Hospital Medicine affords me the ability to balance clinical work, education, and some small research and QI projects, as well as a busy family life.  I have 4 young children.  I had the first the day I finished residency at Duke (July 2nd, 2009), and have had 3 others since.  I’ve had lots of wonderful role models within Hospital Medicine who also have 3-4 kids, and I think the Raleigh-Durham area is the best place in the country to raise a family!


How did you get into internal medicine?
IM was not what I thought I would go into when I entered medical school, but it was my first clinical rotation and I fell in love with it immediately.
I rapidly realized I enjoyed the care of medically complex patients, the opportunity to build relationships with them and support them through severe illness, and the challenge of difficult diagnoses and complex interplays of disease. The day I interviewed at Duke for residency, I knew it was the right fit for me and was THRILLED to match at Duke.  My enthusiastic response to opening my match envelope was photographed by a local newspaper on match day and featured on the front page the following day!
How has your subject area changed (or where you see future changes)?   Hospital Medicine is a fairly new field and has grown tremendously in the past 10 years.  I’ve seen growth within our faculty group as we’ve become more active in hospital-based quality and safety work and have taken on leadership roles in these areas.  I think this growth will continue.  I am passionate about taking the practical knowledge and skills gained in the practice of hospital medicine and patient safety and then developing curriculum to teach our students and residents about these topics.
Graham Family-26

Dr. Jolly Graham with her husband and four children.

What passions or hobbies do you have outside of the division?

Over the course of my residency training, my husband and I started attending a local church and have grown tremendously in our Christian faith.  He has now transitioned to a full-time ministry career as a Pastor at the Summit Church.   I am very involved in our church-based community group and lead some women’s bible studies and events.

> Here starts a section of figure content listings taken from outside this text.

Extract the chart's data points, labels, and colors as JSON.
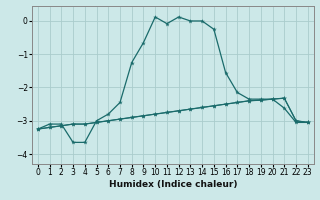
{
  "xlabel": "Humidex (Indice chaleur)",
  "background_color": "#cce8e8",
  "grid_color": "#aacccc",
  "line_color": "#1a6b6b",
  "xlim": [
    -0.5,
    23.5
  ],
  "ylim": [
    -4.3,
    0.45
  ],
  "xticks": [
    0,
    1,
    2,
    3,
    4,
    5,
    6,
    7,
    8,
    9,
    10,
    11,
    12,
    13,
    14,
    15,
    16,
    17,
    18,
    19,
    20,
    21,
    22,
    23
  ],
  "yticks": [
    0,
    -1,
    -2,
    -3,
    -4
  ],
  "line1_x": [
    0,
    1,
    2,
    3,
    4,
    5,
    6,
    7,
    8,
    9,
    10,
    11,
    12,
    13,
    14,
    15,
    16,
    17,
    18,
    19,
    20,
    21,
    22,
    23
  ],
  "line1_y": [
    -3.25,
    -3.2,
    -3.15,
    -3.1,
    -3.1,
    -3.05,
    -3.0,
    -2.95,
    -2.9,
    -2.85,
    -2.8,
    -2.75,
    -2.7,
    -2.65,
    -2.6,
    -2.55,
    -2.5,
    -2.45,
    -2.4,
    -2.38,
    -2.35,
    -2.32,
    -3.0,
    -3.05
  ],
  "line2_x": [
    0,
    1,
    2,
    3,
    4,
    5,
    6,
    7,
    8,
    9,
    10,
    11,
    12,
    13,
    14,
    15,
    16,
    17,
    18,
    19,
    20,
    21,
    22,
    23
  ],
  "line2_y": [
    -3.25,
    -3.1,
    -3.1,
    -3.65,
    -3.65,
    -3.0,
    -2.8,
    -2.45,
    -1.25,
    -0.65,
    0.12,
    -0.08,
    0.12,
    0.0,
    0.0,
    -0.25,
    -1.55,
    -2.15,
    -2.35,
    -2.35,
    -2.35,
    -2.62,
    -3.05,
    -3.05
  ],
  "line3_x": [
    0,
    1,
    2,
    3,
    4,
    5,
    6,
    7,
    8,
    9,
    10,
    11,
    12,
    13,
    14,
    15,
    16,
    17,
    18,
    19,
    20,
    21,
    22,
    23
  ],
  "line3_y": [
    -3.25,
    -3.2,
    -3.15,
    -3.1,
    -3.1,
    -3.05,
    -3.0,
    -2.95,
    -2.9,
    -2.85,
    -2.8,
    -2.75,
    -2.7,
    -2.65,
    -2.6,
    -2.55,
    -2.5,
    -2.45,
    -2.4,
    -2.38,
    -2.35,
    -2.32,
    -3.0,
    -3.05
  ]
}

My faith and desire to give back to the community, as well as a desire to keep up some of my outpatient Internal Medicine skills led me to start volunteering at the Samaritan Health Center a few years ago.  It’s a free community health clinic in Durham that is based at the Durham Rescue Mission but open to the public.  While I haven’t been able to serve there as much as I’d like given the growth of my family, I am passionate about their mission and vision and have loved serving there and hope to increase my involvement in the future.  I am excited to see many other faculty, residents, and students get involved there in the past year and thrilled to see Duke’s support of these efforts!

Have you recently read any books, articles, blog posts or other material that would be of interest to the division?
I recently read “Just Mercy” by Bryan Stevenson. “Just Mercy is at once an unforgettable account of an idealistic, gifted young lawyer’s coming of age, a moving window into the lives of those he has defended, and an inspiring argument for compassion in the pursuit of true justice.”
– It was a riveting and staggering window into the criminal justice system and a wonderful read.  I would highly recommend it!